Tujuan konservasi tersebut untuk menjamin basis genetik malapari yang tetap
dengan tetap dipertahankan bahkan dikembangkan, sebab bukan saja untuk
mempertahankan sifat yang telah ada tetapi untuk memperoleh sifat baru yang
diinginkan dan sekaligus memiliki kemampuan beradaptasi pada lingkungan yang beragam.
Tumbuhan
malapari memiliki manfaat yang potensial untuk dibudidayakan dalam
perkebunan terpadu untuk menghasilkan menghasilkan listrik, minyak nabati
berupa biodiesel, dan bahan-bahan kimia untuk obat dan bioinsektisida serta
bahan anti serangga lainya. Berbagai macam manfaat dari tumbuhan malapari mampu
dijadikan sebagai alternative dimasa yang akan datang.
DAFTAR PUSTAKA
Ahmad, M., M. Zafar, M. A. Khan, dan S.
Sultana. (2000). Biodiesel from Pongamia pinnata L. Oil: A Promising
Alternative Bioenergy Source . Energy Sources, Part A: Recovery, Utilization, and
Environmental Effects. Vol. 31 : 1436 – 1442.
Alamsyah,
A.N. (2006). Biodesel Jarak Pagar. Agromedia Pustaka. Jakarta.
Cronquist, A. 1981. An Integrated System of Classification of Flowering Plants.
Columbia University Press. pp : XIV - XVIII
Jayusman. (2013).
Peta Sebaran Malapari (Pongamia pinnata Merril) di Pulau
Jawa dan Upaya Konservasinya. Balai Besar Penelitian
dan Pengembangan Bioteknologi dan Pemuliaan Tanaman Hutan.
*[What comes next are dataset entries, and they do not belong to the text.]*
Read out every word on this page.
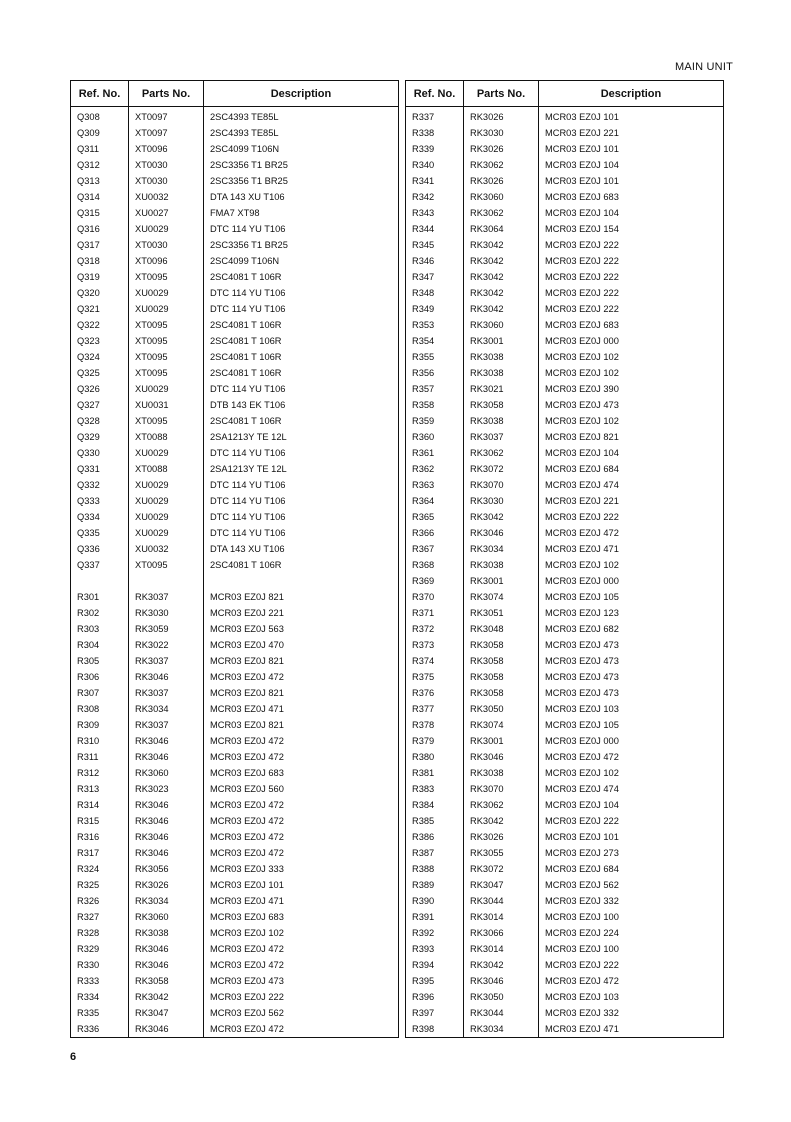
MAIN UNIT
Ref. No.	Parts No.	Description
Q308	XT0097	2SC4393 TE85L
Q309	XT0097	2SC4393 TE85L
Q311	XT0096	2SC4099 T106N
Q312	XT0030	2SC3356 T1 BR25
Q313	XT0030	2SC3356 T1 BR25
Q314	XU0032	DTA 143 XU T106
Q315	XU0027	FMA7 XT98
Q316	XU0029	DTC 114 YU T106
Q317	XT0030	2SC3356 T1 BR25
Q318	XT0096	2SC4099 T106N
Q319	XT0095	2SC4081 T 106R
Q320	XU0029	DTC 114 YU T106
Q321	XU0029	DTC 114 YU T106
Q322	XT0095	2SC4081 T 106R
Q323	XT0095	2SC4081 T 106R
Q324	XT0095	2SC4081 T 106R
Q325	XT0095	2SC4081 T 106R
Q326	XU0029	DTC 114 YU T106
Q327	XU0031	DTB 143 EK T106
Q328	XT0095	2SC4081 T 106R
Q329	XT0088	2SA1213Y TE 12L
Q330	XU0029	DTC 114 YU T106
Q331	XT0088	2SA1213Y TE 12L
Q332	XU0029	DTC 114 YU T106
Q333	XU0029	DTC 114 YU T106
Q334	XU0029	DTC 114 YU T106
Q335	XU0029	DTC 114 YU T106
Q336	XU0032	DTA 143 XU T106
Q337	XT0095	2SC4081 T 106R

R301	RK3037	MCR03 EZ0J 821
R302	RK3030	MCR03 EZ0J 221
R303	RK3059	MCR03 EZ0J 563
R304	RK3022	MCR03 EZ0J 470
R305	RK3037	MCR03 EZ0J 821
R306	RK3046	MCR03 EZ0J 472
R307	RK3037	MCR03 EZ0J 821
R308	RK3034	MCR03 EZ0J 471
R309	RK3037	MCR03 EZ0J 821
R310	RK3046	MCR03 EZ0J 472
R311	RK3046	MCR03 EZ0J 472
R312	RK3060	MCR03 EZ0J 683
R313	RK3023	MCR03 EZ0J 560
R314	RK3046	MCR03 EZ0J 472
R315	RK3046	MCR03 EZ0J 472
R316	RK3046	MCR03 EZ0J 472
R317	RK3046	MCR03 EZ0J 472
R324	RK3056	MCR03 EZ0J 333
R325	RK3026	MCR03 EZ0J 101
R326	RK3034	MCR03 EZ0J 471
R327	RK3060	MCR03 EZ0J 683
R328	RK3038	MCR03 EZ0J 102
R329	RK3046	MCR03 EZ0J 472
R330	RK3046	MCR03 EZ0J 472
R333	RK3058	MCR03 EZ0J 473
R334	RK3042	MCR03 EZ0J 222
R335	RK3047	MCR03 EZ0J 562
R336	RK3046	MCR03 EZ0J 472
Ref. No.	Parts No.	Description
R337	RK3026	MCR03 EZ0J 101
R338	RK3030	MCR03 EZ0J 221
R339	RK3026	MCR03 EZ0J 101
R340	RK3062	MCR03 EZ0J 104
R341	RK3026	MCR03 EZ0J 101
R342	RK3060	MCR03 EZ0J 683
R343	RK3062	MCR03 EZ0J 104
R344	RK3064	MCR03 EZ0J 154
R345	RK3042	MCR03 EZ0J 222
R346	RK3042	MCR03 EZ0J 222
R347	RK3042	MCR03 EZ0J 222
R348	RK3042	MCR03 EZ0J 222
R349	RK3042	MCR03 EZ0J 222
R353	RK3060	MCR03 EZ0J 683
R354	RK3001	MCR03 EZ0J 000
R355	RK3038	MCR03 EZ0J 102
R356	RK3038	MCR03 EZ0J 102
R357	RK3021	MCR03 EZ0J 390
R358	RK3058	MCR03 EZ0J 473
R359	RK3038	MCR03 EZ0J 102
R360	RK3037	MCR03 EZ0J 821
R361	RK3062	MCR03 EZ0J 104
R362	RK3072	MCR03 EZ0J 684
R363	RK3070	MCR03 EZ0J 474
R364	RK3030	MCR03 EZ0J 221
R365	RK3042	MCR03 EZ0J 222
R366	RK3046	MCR03 EZ0J 472
R367	RK3034	MCR03 EZ0J 471
R368	RK3038	MCR03 EZ0J 102
R369	RK3001	MCR03 EZ0J 000
R370	RK3074	MCR03 EZ0J 105
R371	RK3051	MCR03 EZ0J 123
R372	RK3048	MCR03 EZ0J 682
R373	RK3058	MCR03 EZ0J 473
R374	RK3058	MCR03 EZ0J 473
R375	RK3058	MCR03 EZ0J 473
R376	RK3058	MCR03 EZ0J 473
R377	RK3050	MCR03 EZ0J 103
R378	RK3074	MCR03 EZ0J 105
R379	RK3001	MCR03 EZ0J 000
R380	RK3046	MCR03 EZ0J 472
R381	RK3038	MCR03 EZ0J 102
R383	RK3070	MCR03 EZ0J 474
R384	RK3062	MCR03 EZ0J 104
R385	RK3042	MCR03 EZ0J 222
R386	RK3026	MCR03 EZ0J 101
R387	RK3055	MCR03 EZ0J 273
R388	RK3072	MCR03 EZ0J 684
R389	RK3047	MCR03 EZ0J 562
R390	RK3044	MCR03 EZ0J 332
R391	RK3014	MCR03 EZ0J 100
R392	RK3066	MCR03 EZ0J 224
R393	RK3014	MCR03 EZ0J 100
R394	RK3042	MCR03 EZ0J 222
R395	RK3046	MCR03 EZ0J 472
R396	RK3050	MCR03 EZ0J 103
R397	RK3044	MCR03 EZ0J 332
R398	RK3034	MCR03 EZ0J 471
6
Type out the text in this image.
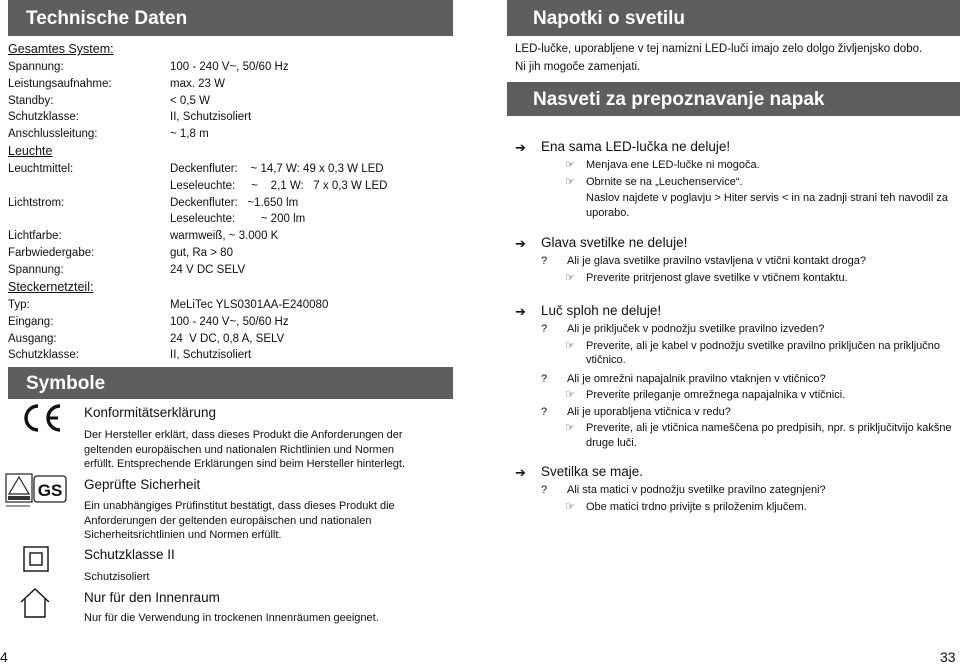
Technische Daten
Gesamtes System:
Spannung:	100 - 240 V~, 50/60 Hz
Leistungsaufnahme:	max. 23 W
Standby:	< 0,5 W
Schutzklasse:	II, Schutzisoliert
Anschlussleitung:	~ 1,8 m
Leuchte
Leuchtmittel:	Deckenfluter:    ~ 14,7 W: 49 x 0,3 W LED
Leseleuchte:     ~    2,1 W:   7 x 0,3 W LED
Lichtstrom:	Deckenfluter:   ~1.650 lm
Leseleuchte:        ~ 200 lm
Lichtfarbe:	warmweiß, ~ 3.000 K
Farbwiedergabe:	gut, Ra > 80
Spannung:	24 V DC SELV
Steckernetzteil:
Typ:	MeLiTec YLS0301AA-E240080
Eingang:	100 - 240 V~, 50/60 Hz
Ausgang:	24  V DC, 0,8 A, SELV
Schutzklasse:	II, Schutzisoliert
Symbole
Konformitätserklärung
Der Hersteller erklärt, dass dieses Produkt die Anforderungen der geltenden europäischen und nationalen Richtlinien und Normen erfüllt. Entsprechende Erklärungen sind beim Hersteller hinterlegt.
GS Geprüfte Sicherheit
Ein unabhängiges Prüfinstitut bestätigt, dass dieses Produkt die Anforderungen der geltenden europäischen und nationalen Sicherheitsrichtlinien und Normen erfüllt.
Schutzklasse II
Schutzisoliert
Nur für den Innenraum
Nur für die Verwendung in trockenen Innenräumen geeignet.
4
Napotki o svetilu
LED-lučke, uporabljene v tej namizni LED-luči imajo zelo dolgo življenjsko dobo.
Ni jih mogoče zamenjati.
Nasveti za prepoznavanje napak
➔ Ena sama LED-lučka ne deluje!
☞ Menjava ene LED-lučke ni mogoča.
☞ Obrnite se na „Leuchenservice“.
Naslov najdete v poglavju > Hiter servis < in na zadnji strani teh navodil za uporabo.
➔ Glava svetilke ne deluje!
? Ali je glava svetilke pravilno vstavljena v vtični kontakt droga?
☞ Preverite pritrjenost glave svetilke v vtičnem kontaktu.
➔ Luč sploh ne deluje!
? Ali je priključek v podnožju svetilke pravilno izveden?
☞ Preverite, ali je kabel v podnožju svetilke pravilno priključen na priključno vtičnico.
? Ali je omrežni napajalnik pravilno vtaknjen v vtičnico?
☞ Preverite prileganje omrežnega napajalnika v vtičnici.
? Ali je uporabljena vtičnica v redu?
☞ Preverite, ali je vtičnica nameščena po predpisih, npr. s priključitvijo kakšne druge luči.
➔ Svetilka se maje.
? Ali sta matici v podnožju svetilke pravilno zategnjeni?
☞ Obe matici trdno privijte s priloženim ključem.
33
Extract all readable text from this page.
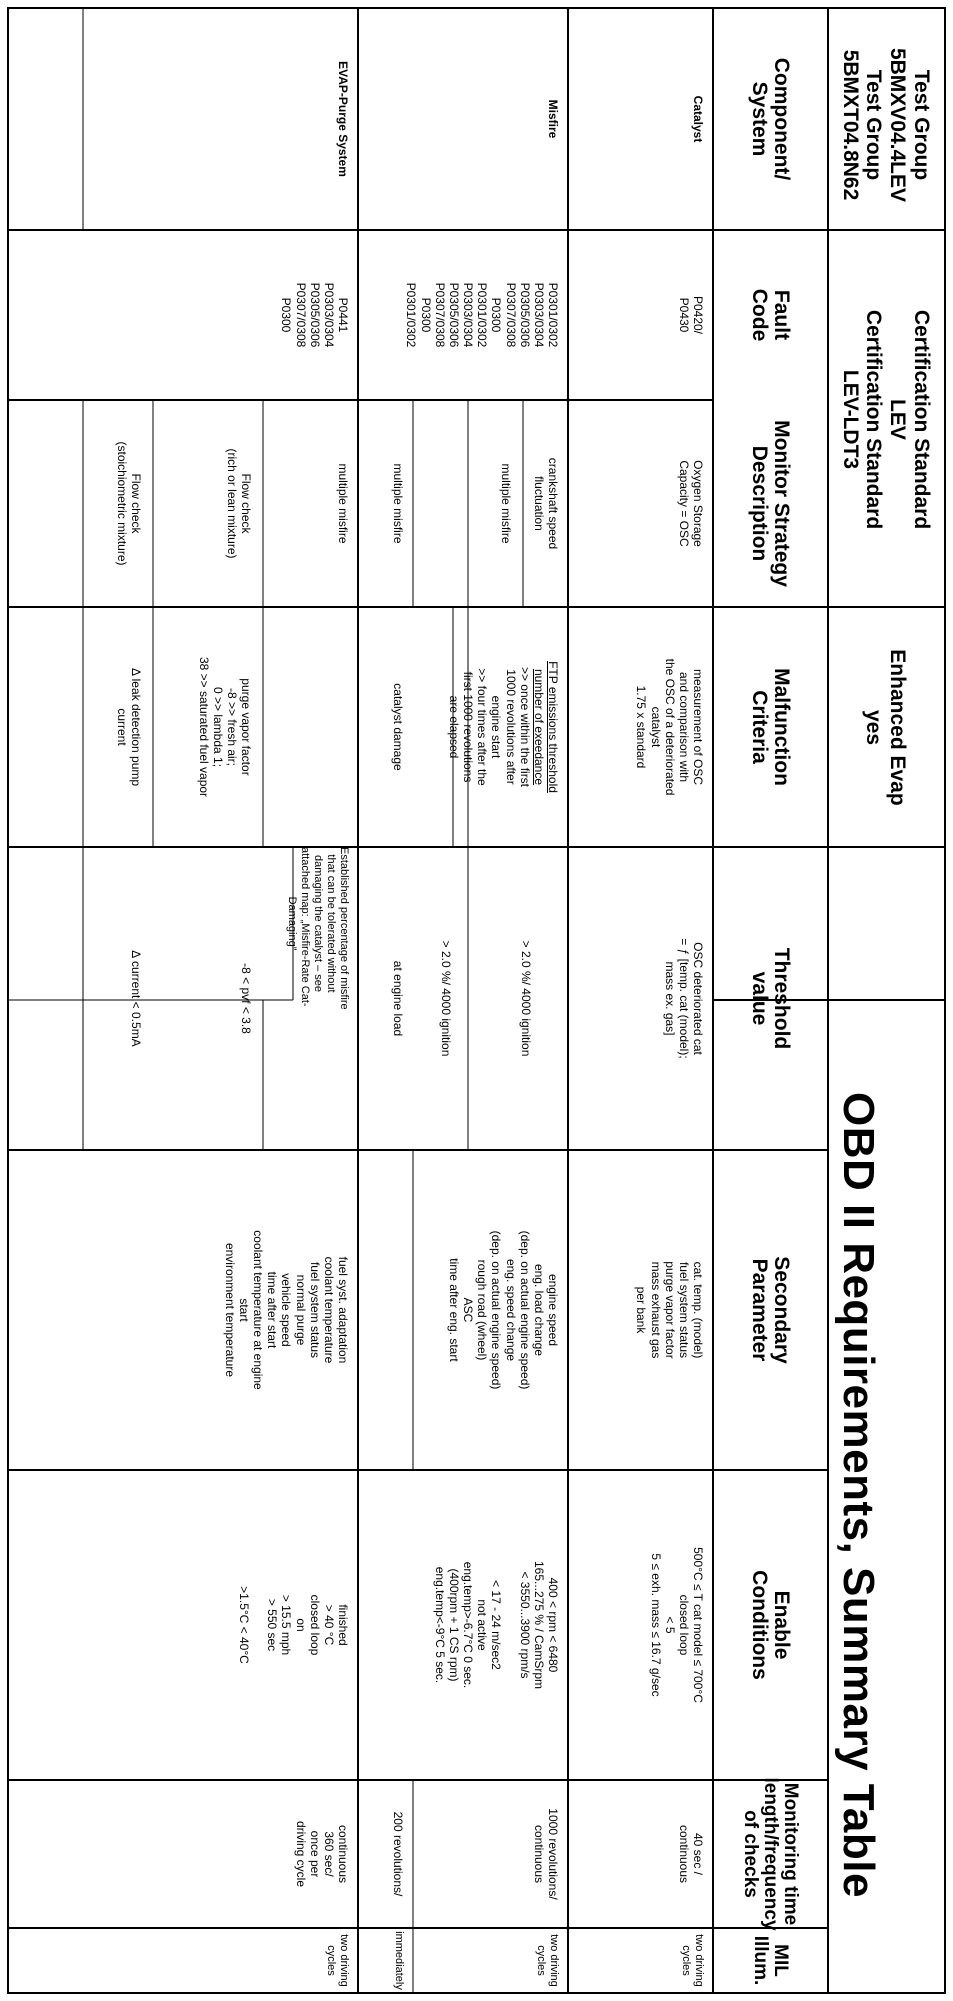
OBD II Requirements, Summary Table
Test Group
5BMXV04.4LEV
Test Group
5BMXT04.8N62
Certification Standard
LEV
Certification Standard
LEV-LDT3
Enhanced Evap
yes
Component/
System
Fault
Code
Monitor Strategy
Description
Malfunction
Criteria
Threshold
value
Secondary
Parameter
Enable
Conditions
Monitoring time
length/frequency
of checks
MIL
Illum.
Catalyst
P0420/
P0430
Oxygen Storage
Capacity = OSC
measurement of OSC
and comparison with
the OSC of a deteriorated
catalyst
1.75 x standard
OSC deteriorated cat
= ƒ [temp. cat (model);
mass ex. gas]
cat. temp. (model)
fuel system status
purge vapor factor
mass exhaust gas
per bank
500°C ≤ T cat model ≤ 700°C
closed loop
< 5
5 ≤ exh. mass ≤ 16.7 g/sec
40 sec /
continuous
two driving
cycles
Misfire
P0301/0302
P0303/0304
P0305/0306
P0307/0308
P0300
P0301/0302
P0303/0304
P0305/0306
P0307/0308
P0300
P0301/0302
crankshaft speed
fluctuation
multiple misfire
multiple misfire
FTP emissions threshold
number of exeedance
>> once within the first
1000 revolutions after
engine start
>> four times after the
first 1000 revolutions
are elapsed
catalyst damage
> 2.0 %/ 4000 ignition
> 2.0 %/ 4000 ignition
at engine load
engine speed
eng. load change
(dep. on actual engine speed)
eng. speed change
(dep. on actual engine speed)
rough road (wheel)
ASC
time after eng. start
400 < rpm < 6480
165...275 % / CamSrpm
< 3550...3900 rpm/s

< 17 - 24 m/sec2
not active
eng.temp>-6.7°C 0 sec.
(400rpm + 1 CS rpm)
eng.temp<-9°C 5 sec.
1000 revolutions/
continuous
200 revolutions/
two driving
cycles
immediately
EVAP-Purge System
P0441
P0303/0304
P0305/0306
P0307/0308
P0300
multiple misfire
Flow check
(rich or lean mixture)
Flow check
(stoichiometric mixture)
purge vapor factor
-8 >> fresh air;
0 >> lambda 1;
38 >> saturated fuel vapor
Δ leak detection pump
current
Established percentage of misfire
that can be tolerated without
damaging the catalyst – see
attached map: „Misfire-Rate Cat-
Damaging”
-8 < pvf < 3.8
Δ current < 0.5mA
fuel syst. adaptation
coolant temperature
fuel system status
normal purge
vehicle speed
time after start
coolant temperature at engine
start
environment temperature
finished
> 40 °C
closed loop
on
> 15.5 mph
> 550 sec

>1.5°C < 40°C
continuous
360 sec/
once per
driving cycle
two driving
cycles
Yogyakarta.
Rina Kurniaty,
Kurniawati Purwaka Putri dan Nurmawati Siregar . (2016). Pengaruh Bahan Stek dan
Zat Pengaruh Tumbuh Terhadap Kebrthasilan Stek Pucuk Malapari (Pongamia
pinnata). Balai Besar Penelitian dan Pengembangan Bioteknologi
dan Pemuliaan Tanaman Hutan. Bogor Indonesia.